Before landing the first humans on Mars, NASA wants to return to the lunar surface — but in a way that we’ve never explored the moon before.
When the uncrewed Artemis I mission launches on Monday, August 29, it’s just the first step toward the future of space exploration.
The last crewed landing on the moon, Apollo 17, was nearly 50 years ago. The final Apollo mission’s record for the longest crewed deep space flight still stands: 12.5 days.
Through the Artemis program, which aims to land humans at the unexplored lunar south pole and eventually on Mars, astronauts will go on long-duration deep space missions that test all of the bounds of exploration.
“We’re going back to the moon in order to learn to live, to work, to survive,” said NASA administrator Bill Nelson during a news conference earlier this month.
“How do you keep humans alive in those hostile conditions?

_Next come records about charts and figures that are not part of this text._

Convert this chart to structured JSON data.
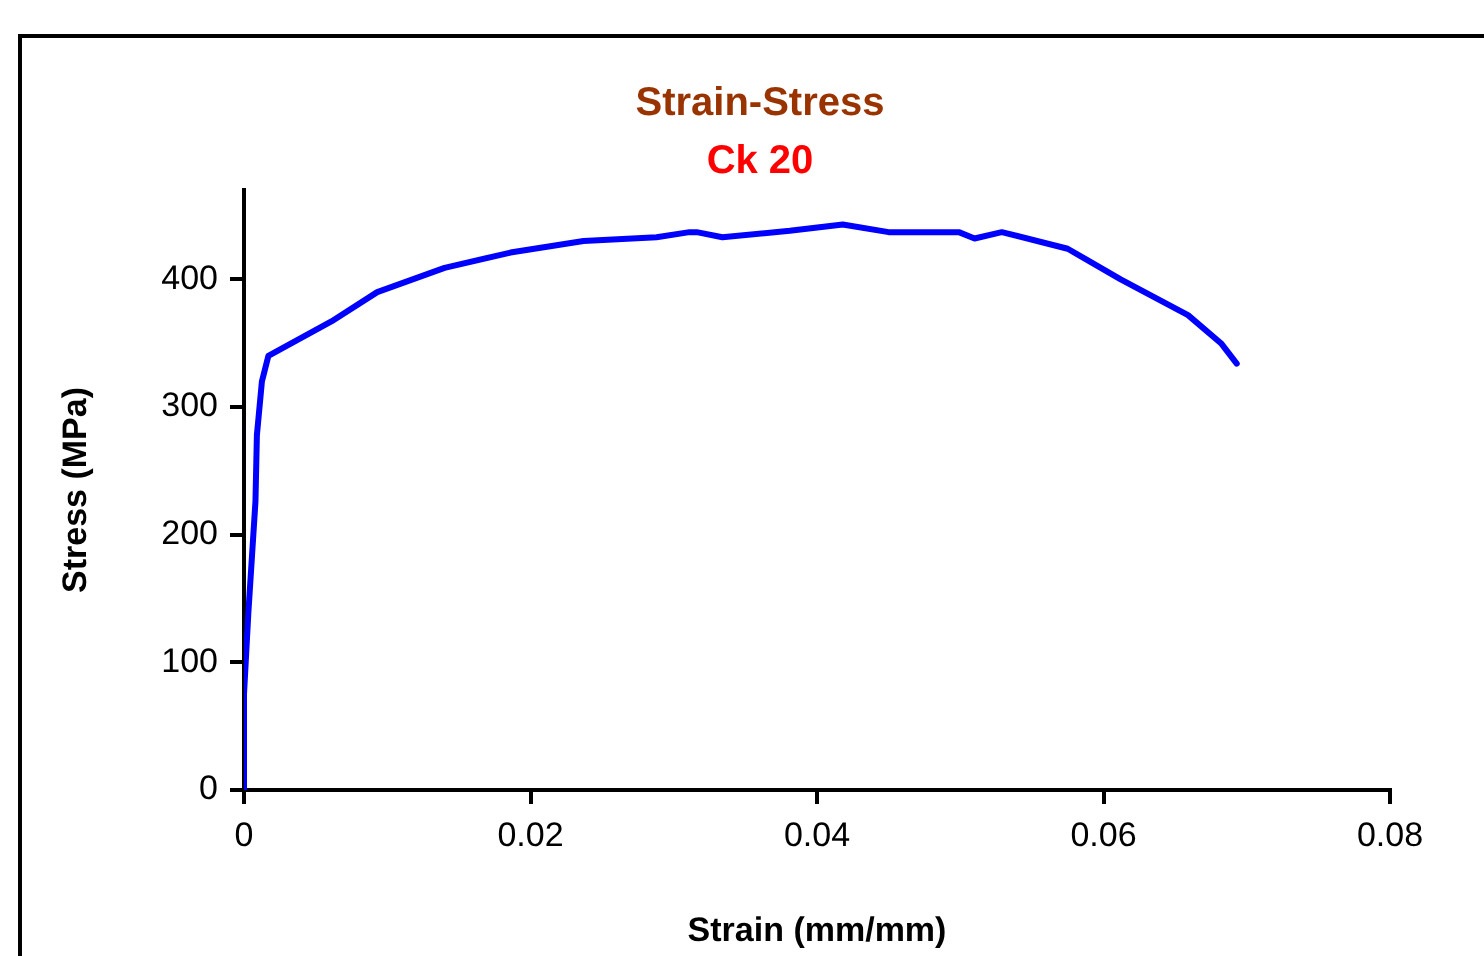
{
  "chart_data": {
    "type": "line",
    "title": "Strain-Stress",
    "subtitle": "Ck 20",
    "xlabel": "Strain (mm/mm)",
    "ylabel": "Stress (MPa)",
    "xlim": [
      0,
      0.08
    ],
    "xticks": [
      0,
      0.02,
      0.04,
      0.06,
      0.08
    ],
    "ylim": [
      0,
      470
    ],
    "yticks": [
      0,
      100,
      200,
      300,
      400
    ],
    "grid": false,
    "legend": false,
    "marker": "none",
    "line_style": "solid",
    "series": [
      {
        "color": "#0000ff",
        "x": [
          0,
          0,
          0.0003,
          0.0008,
          0.0009,
          0.00125,
          0.0017,
          0.0061,
          0.0093,
          0.014,
          0.0186,
          0.0237,
          0.0288,
          0.0311,
          0.0316,
          0.0334,
          0.0381,
          0.0418,
          0.045,
          0.0499,
          0.051,
          0.0529,
          0.0575,
          0.0612,
          0.0659,
          0.0682,
          0.0693
        ],
        "values": [
          0,
          75,
          138,
          226,
          278,
          320,
          340,
          367,
          390,
          409,
          421,
          430,
          433,
          437,
          437,
          433,
          438,
          443,
          437,
          437,
          432,
          437,
          424,
          400,
          372,
          350,
          334
        ]
      }
    ]
  }
}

And we’re going to learn how to use the resources on the moon in order to be able to build things in the future as we go — not a quarter of a million miles away, not a three-day journey — but millions and millions of miles away on a months and months if not years-long journey.”
NASA astronaut Randy Bresnik discussed the importance of using lunar exploration as a way to prepare for landing on Mars during a NASA briefing on Saturday.

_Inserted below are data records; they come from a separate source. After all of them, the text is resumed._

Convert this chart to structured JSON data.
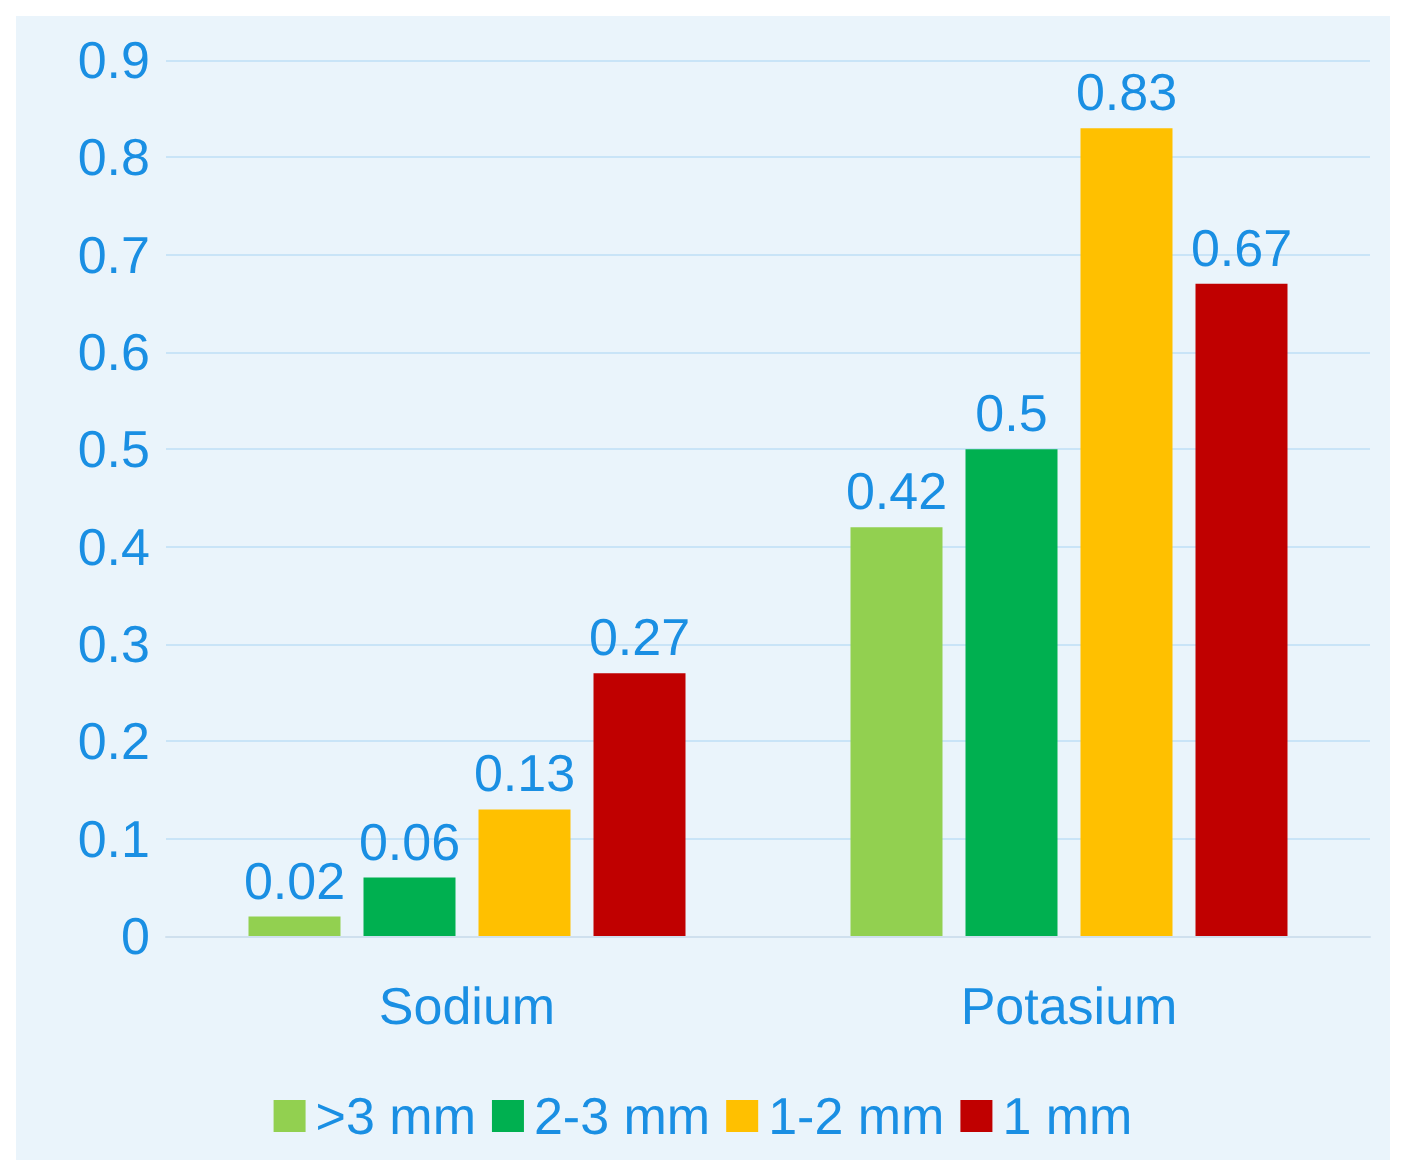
{
  "chart_data": {
    "type": "bar",
    "categories": [
      "Sodium",
      "Potasium"
    ],
    "series": [
      {
        "name": ">3 mm",
        "color": "#92d050",
        "values": [
          0.02,
          0.42
        ]
      },
      {
        "name": "2-3 mm",
        "color": "#00b050",
        "values": [
          0.06,
          0.5
        ]
      },
      {
        "name": "1-2 mm",
        "color": "#ffc000",
        "values": [
          0.13,
          0.83
        ]
      },
      {
        "name": "1 mm",
        "color": "#c00000",
        "values": [
          0.27,
          0.67
        ]
      }
    ],
    "ylim": [
      0,
      0.9
    ],
    "yticks": [
      0,
      0.1,
      0.2,
      0.3,
      0.4,
      0.5,
      0.6,
      0.7,
      0.8,
      0.9
    ],
    "grid": "y",
    "legend": "bottom",
    "data_labels": true
  }
}
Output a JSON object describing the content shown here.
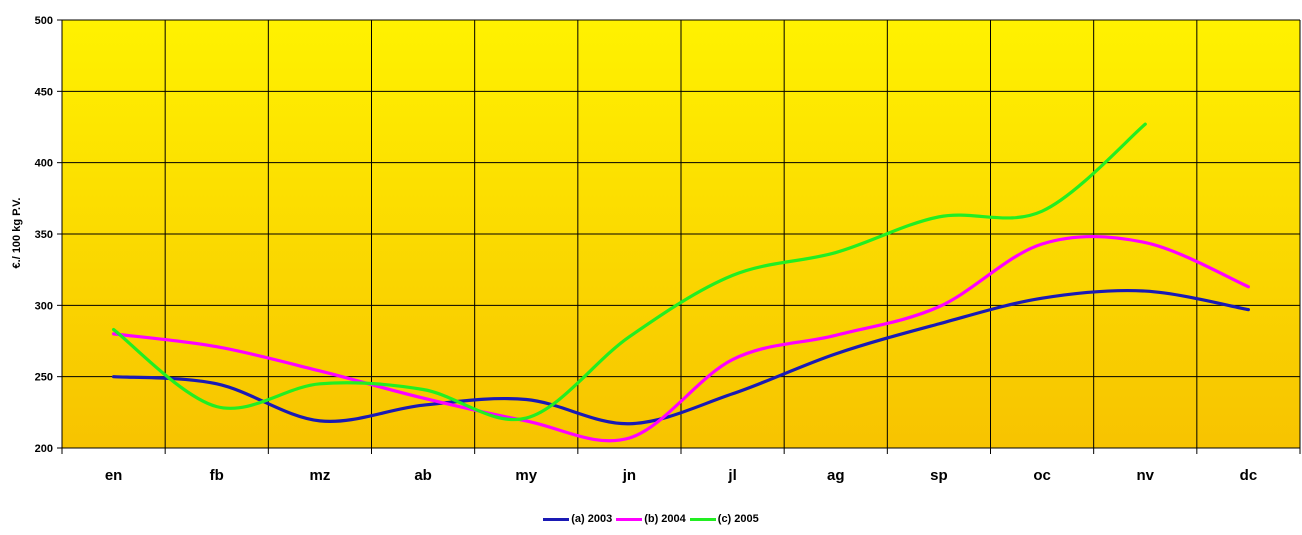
{
  "chart_data": {
    "type": "line",
    "title": "",
    "xlabel": "",
    "ylabel": "€./ 100 kg P.V.",
    "ylim": [
      200,
      500
    ],
    "yticks": [
      200,
      250,
      300,
      350,
      400,
      450,
      500
    ],
    "categories": [
      "en",
      "fb",
      "mz",
      "ab",
      "my",
      "jn",
      "jl",
      "ag",
      "sp",
      "oc",
      "nv",
      "dc"
    ],
    "grid": true,
    "smooth": true,
    "background": {
      "top": "#fff200",
      "bottom": "#f7c300"
    },
    "legend_position": "bottom",
    "series": [
      {
        "name": "(a) 2003",
        "color": "#1a1ab4",
        "values": [
          250,
          245,
          219,
          230,
          234,
          217,
          238,
          266,
          287,
          305,
          310,
          297
        ]
      },
      {
        "name": "(b) 2004",
        "color": "#ff00ff",
        "values": [
          280,
          271,
          254,
          235,
          219,
          207,
          262,
          279,
          299,
          343,
          344,
          313
        ]
      },
      {
        "name": "(c) 2005",
        "color": "#22ee22",
        "values": [
          283,
          229,
          245,
          241,
          221,
          278,
          321,
          337,
          362,
          366,
          427,
          null
        ]
      }
    ]
  }
}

When camping in the Alaskan wilderness, you wouldn’t just rely on new gear and shoes that haven’t been broken in yet, he said. Mars isn’t the place to test out new gear for the first time, either.
“We’re gonna go to some local places a little closer first,” Bresnik said. “Then you can come back home if your if your shoelaces break or something like that.”
Astronauts have lived and worked aboard the International Space Station, which circles about 254 miles above the planet in low-Earth orbit, for more than 20 years. Their experiences, which can last between six months to nearly a year, have revealed how the microgravity environment affects the human body.
“Every day that I personally spent on the space station, I looked at it as walking on Mars,” said NASA astronaut Reid Wiseman, Chief of the Astronaut Office at Johnson Space Center in Houston. “That is why we’re up there. We’re trying to make life better on Earth and we’re trying to expand humanity into our solar system.”
On Artemis II, scheduled for 2024, astronauts will follow a similar path as Artemis I — circling the moon at a wider distance than any of the Apollo missions. Artemis III, slated for late 2025, will land the first woman and the next man at the moon’s south pole, where permanently shadowed regions may harbor ice and other resources that could sustain astronauts during long moonwalks.
“Our moon serves as basically a celestial library right next door,” said Jacob Bleacher, NASA’s chief exploration scientist. “Lunar rocks and lunar ice basically serve as the books of this library. We can use them to begin to reveal how the solar system has evolved. This can really help us gain insight into what was happening here on Earth when life was establishing a foothold in the solar system.”
The Artemis program involves establishing a sustained human presence on the moon and putting an orbiting lunar outpost called the Gateway in place.
“We want to stay on the lunar surface and learn on the lunar surface so that we can get the most science and know how we’re going to go to Mars,” said Jim Free, associate administrator for NASA’s Exploration Systems Development Mission Directorate. “On Apollo, we did incredible science at the equator. This time, we’re going to the South Pole.”
Over time, the SLS rocket will evolve, Nelson said. By the time the Artemis IV mission rolls to the launchpad later this decade to dock with the Gateway, the rocket will be taller and even more powerful than the version used for Artemis I.
Artemis I is a test mission, Nelson stressed. It serves as the inaugural flight of the Space Launch System Rocket, the Orion spacecraft and its heat shield, as well as protective gear for future astronauts and measuring radiation exposure.
A series of science experiments and technology demonstrations inside Orion and flying outside of it on small satellites called CubeSats, will gather additional data about the space environment future Artemis astronauts will face.
The lessons learned from Artemis I, which will be collected when it splashes down in October, could inform the next steps of the Artemis program.
Currently, the first five Artemis missions have been planned, and NASA is working on laying out the details for missions six through ten, Free said.
Teams at NASA are “going through the broad exploration objectives and then narrowing down to an architecture which takes us out to Mars,” Free said. “We’re looking at rolling through that architecture, decisions and process in the early part of next year.”
The goal of landing humans on Mars by 2033 was set by the Obama Administration, and NASA administrators have upheld the goal ever since.
“With the Artemis I launch on Monday, NASA is at a historic inflection point, poised to begin the most significant series of science and human exploration missions over a generation,” said Bhavya Lal, NASA associate administrator for technology, policy, and strategy.